3. By teaching creativity, sensitivity, and personal growth. These are the essential components of all artistic activity, and I’ll go out on a limb here to suggest they’re also the essential components of a humane, sustainable culture. Artists should have something to teach based on their experience of these qualities. Zen masters have been doing this for centuries using the traditional Japanese arts of origami, archery, and calligraphy – theirs is an example to look to for methodology. However, as Robert Pirsig lampooned with his title, too few artists can relate to using their creative skills in primary wealth technology where we need them so badly. As he suggests, broadening their own primary wealth production and knowledge is a good way to learn and then teach this.

4. By directing moral power. This suggestion applies more narrowly to the "message" arts like fiction or films. Though less direct than many of these other steps in promoting specific primary wealth change, there’s no doubt great art can exert devastating moral pressure on social and political obstacles, or directly inspire people to action. An historical example is Uncle Tom’s Cabin; more recent, Missing, Gandhi, or Lynn Littman’s current Testament. This has always been the business of great art; in this nuclear age it is all the more pressing business.

5. By raising human consciousness directly. I hesitate to even include this because it’s so nebulous practically every artist would try to include their work here. What should be included is only artwork so compelling, so overwhelming, and so powerful an example of the beauty and magnificence of the human spirit that it is beyond question the greatest contribution its creator could make to the human condition.

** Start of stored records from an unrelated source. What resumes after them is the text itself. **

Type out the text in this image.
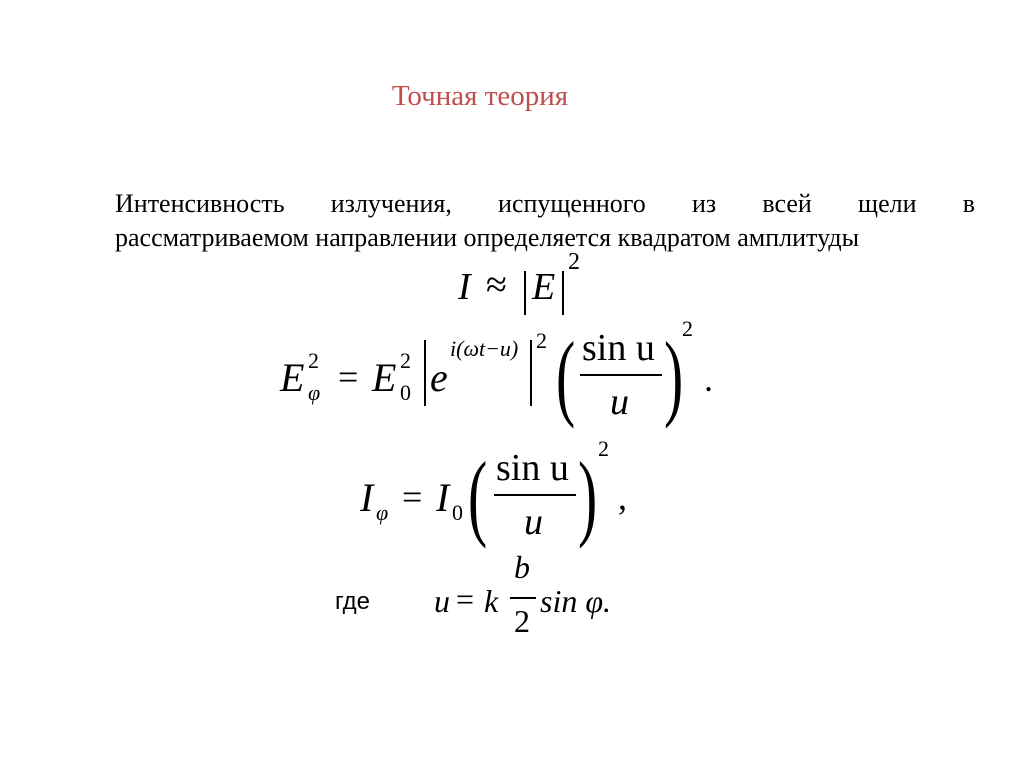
Точная теория
Интенсивность излучения, испущенного из всей щели в
рассматриваемом направлении определяется квадратом амплитуды
I ≈ E
2
E 2
φ = E 2
0 e
i(ωt−u) 2 ( sin u
u )
2
.
I φ = I 0 ( sin u
u ) 2
,
где u = k
b
2
sin φ.
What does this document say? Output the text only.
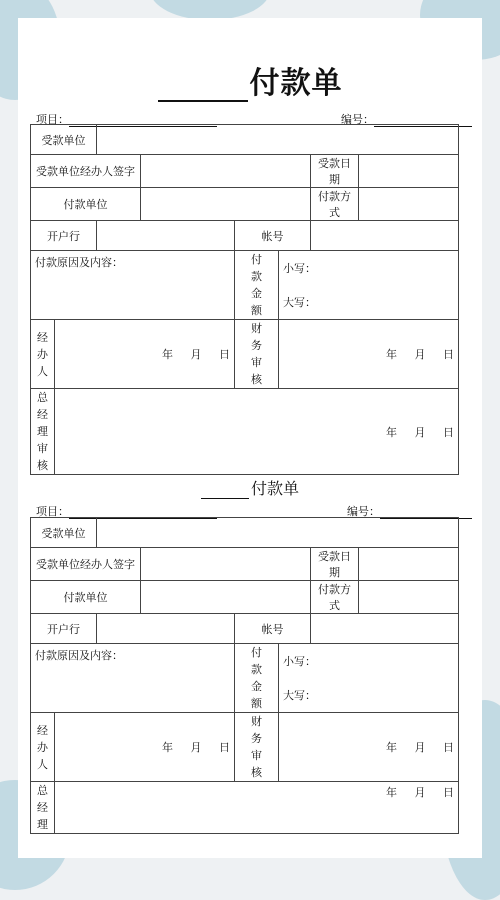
付款单
项目：	编号：
受款单位							
受款单位经办人签字						受款日期	
付款单位						付款方式	
开户行				帐号			
付款原因及内容：				付款金额	小写：		
					大写：		
经办人	年 月 日			财务审核	年 月 日		
总经理审核	年 月 日						
付款单
项目：	编号：
受款单位							
受款单位经办人签字						受款日期	
付款单位						付款方式	
开户行				帐号			
付款原因及内容：				付款金额	小写：		
					大写：		
经办人	年 月 日			财务审核	年 月 日		
总经理	年 月 日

Art such as this, though very rare, is an inspiration to the entire race. In raising the consciousness of every receptive individual and bringing us all to a higher moral plane, it does more than the artist could ever do alone to resolve our earthly problems. My own examples would be inadequate here – we can all look back on our experience and find those seminal works which forever changed our lives. A few individuals, Mozarts and Shakespeares and Da Vincis, are called to this work, and the world is far better for it. Each artist must decide if this is his/her truth. The point of writing this has only been to challenge that conviction with the other realities in which we all live.

So, you see, art itself it not the problem. Art is beautiful, meaningful, fulfilling, inspiring, and alive – all those things we want the world to be. The problem is relying on art alone to create such a world, or assuming that being artists somehow frees us from the need to deal directly with our own primary wealth production. This only aggravates the underlying structural problems. Recognizing this, and enlarging each of our individual spheres of responsibility to compensate, is how we can start to put the power of art to work for real change.